The next question in my mind when screening these cases is do we have any slip and fall injury proof that the business owner was negligent. It is not enough to show that there was a banana peel on the floor. We have to show that the business owner left the banana peel there or that the banana peel had been left there sufficiently long for the business owner to have known it and done something about it. Normally, the injured client has no idea how the banana peel got on the floor or how long it had been there. The only way they will typically know this is if some admission was made by an employee of the business. The only other way that an injured person can prove fault by the store would be if some customer comes up and tells the injured person or their family that they knew that the banana peel had been on the floor and had told the store about it sufficiently long ago for them to have done something about it. Such clear evidence is rare. However, unless we have some viable theory to go on that it was a danger that was known to the business or should have been known to the business, then we do not have much to go forward on. The problem is that a judge will thrown out a premises liability injury case given it is just as possible that the banana peel was dropped on the floor by another customer, rather than by the store, 10 seconds before my client got hurt.

Even if we have a serious injury and some plausible theory of negligence by the store owner, you still have the problematic doctrine of “open and obvious danger.” The insurance company for the store will argue that a banana peel is so big and yellow as to be clear to anyone paying any attention for their own safety. They will be able to try to twist the facts to make it seem like the injured person should have avoided this danger or was blind for not having seen it.

As a result of the difficulties of these injury cases, many law firms won’t even take slip and fall or premises liability cases.

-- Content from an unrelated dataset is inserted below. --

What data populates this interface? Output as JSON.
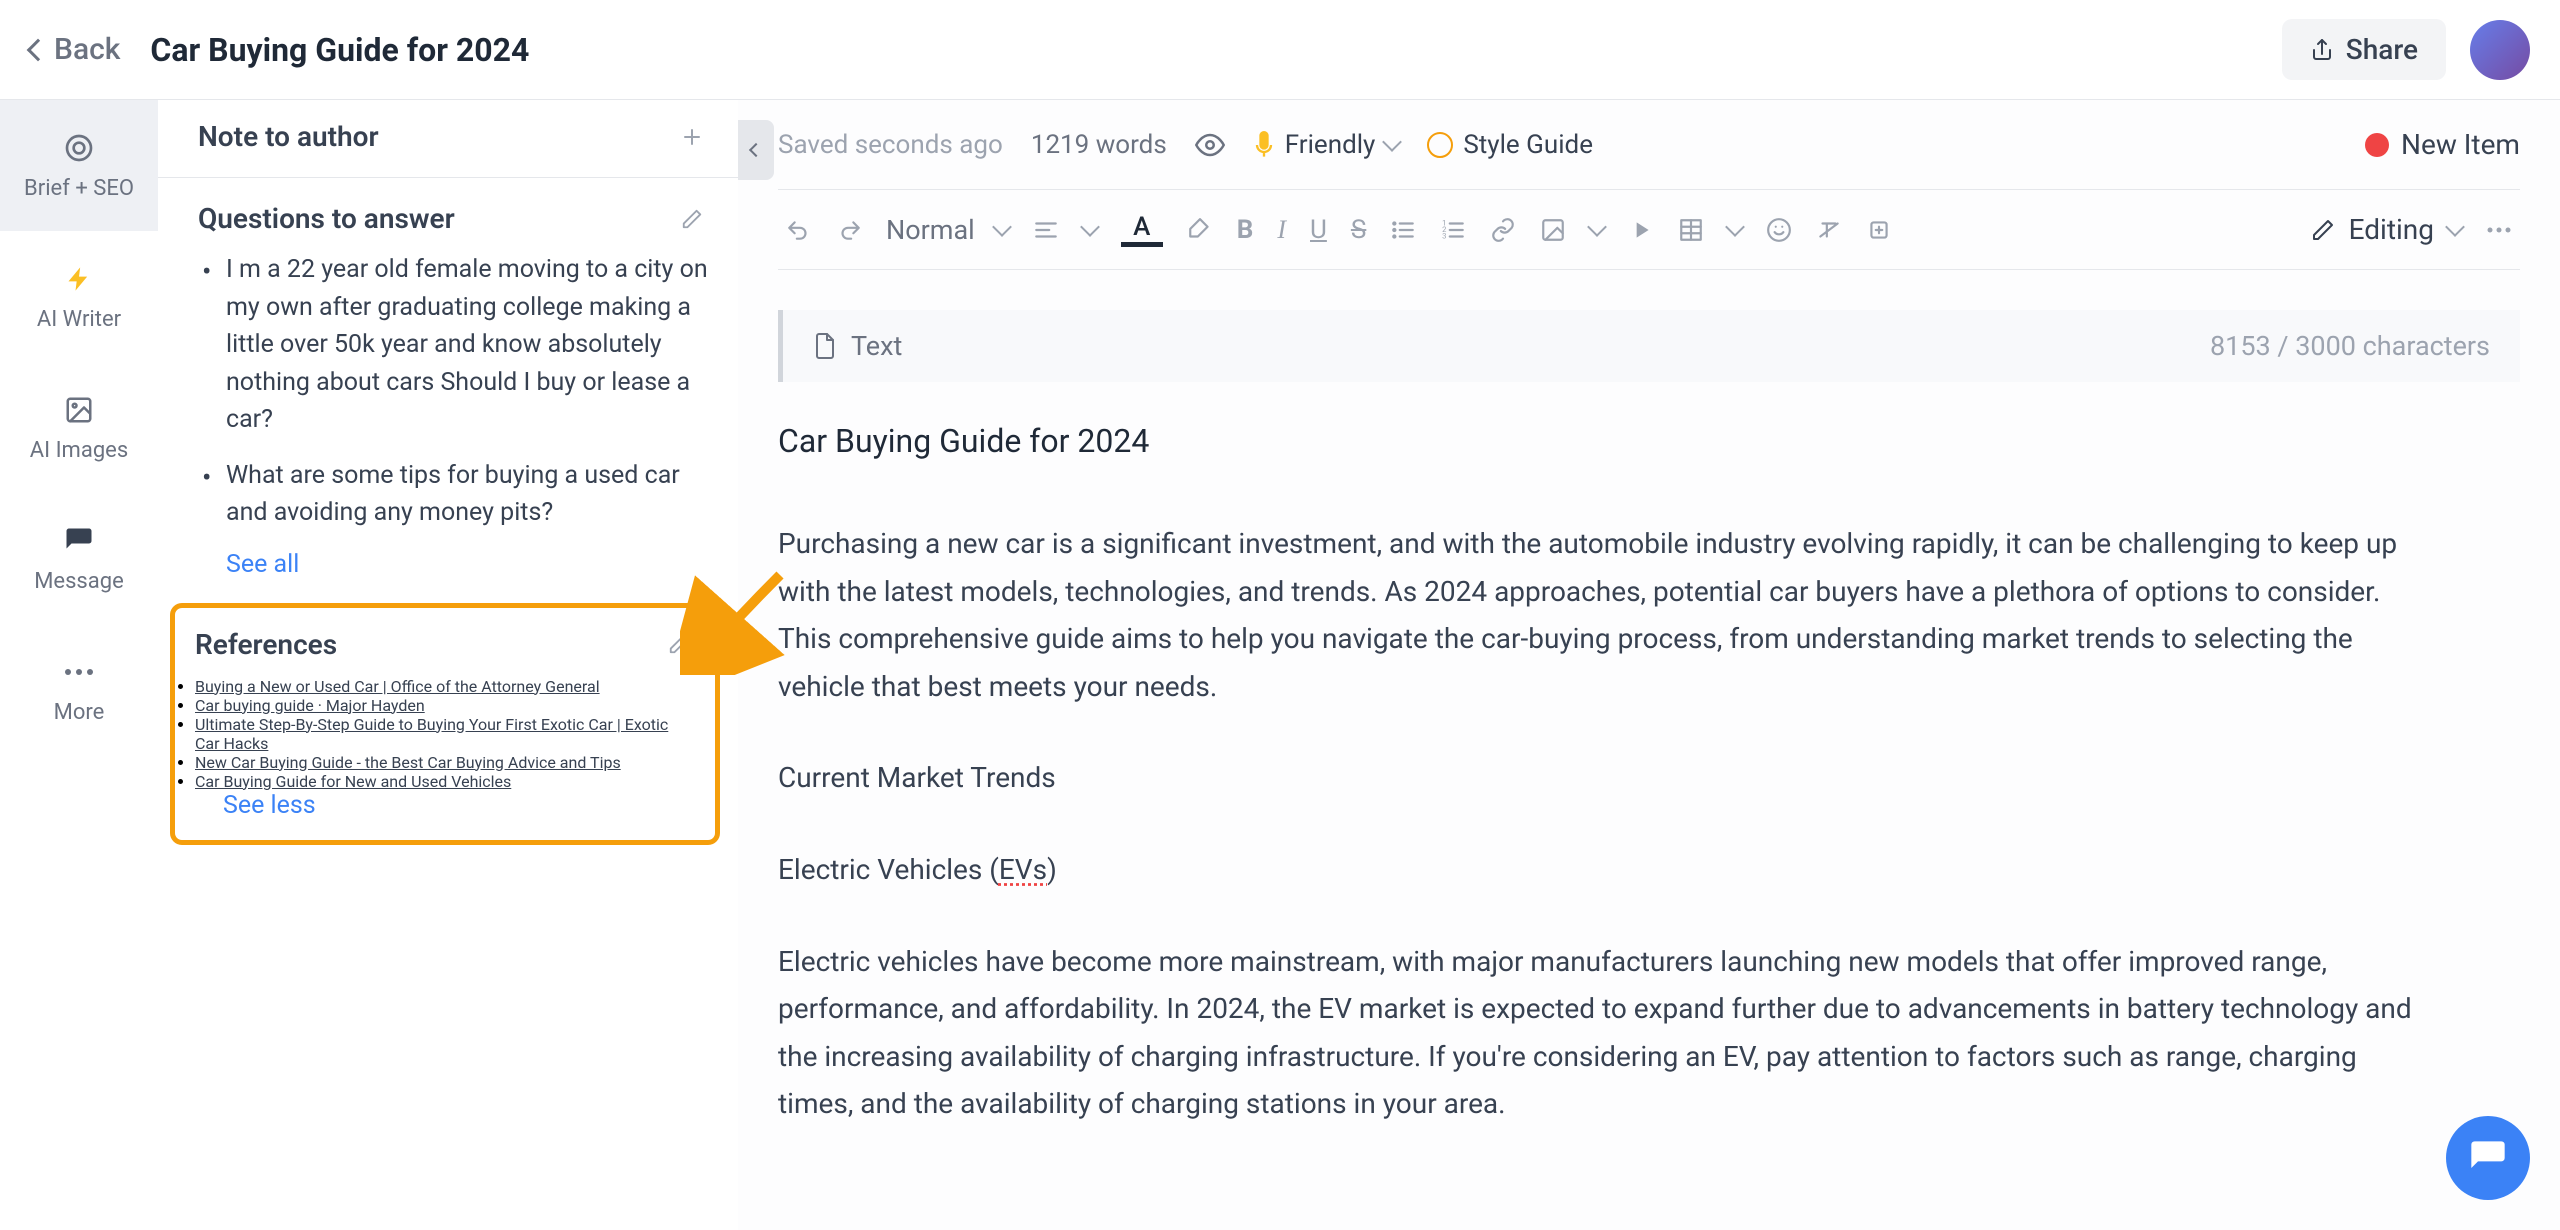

They know that they are going to be expensive, hard fought battles. Although I am aware of the difficulties, I am willing to take a case on under the right circumstances. Some of the types of these cases our firm has handled successfully in the past include:

1) A man who slipped on grease near the buffet at a restaurant;
2) A person who fell in beer on the floor in a check out lane of a grocery store;
3) A woman who slipped in water without a sign out at a business; and
4) A performer who was caused to fall because of wet leaves on a driveway of the facility where she was to play music.

However, I have to turn down many cases because of those problems, even though I would like to help a person hurt by somebody else’s fault.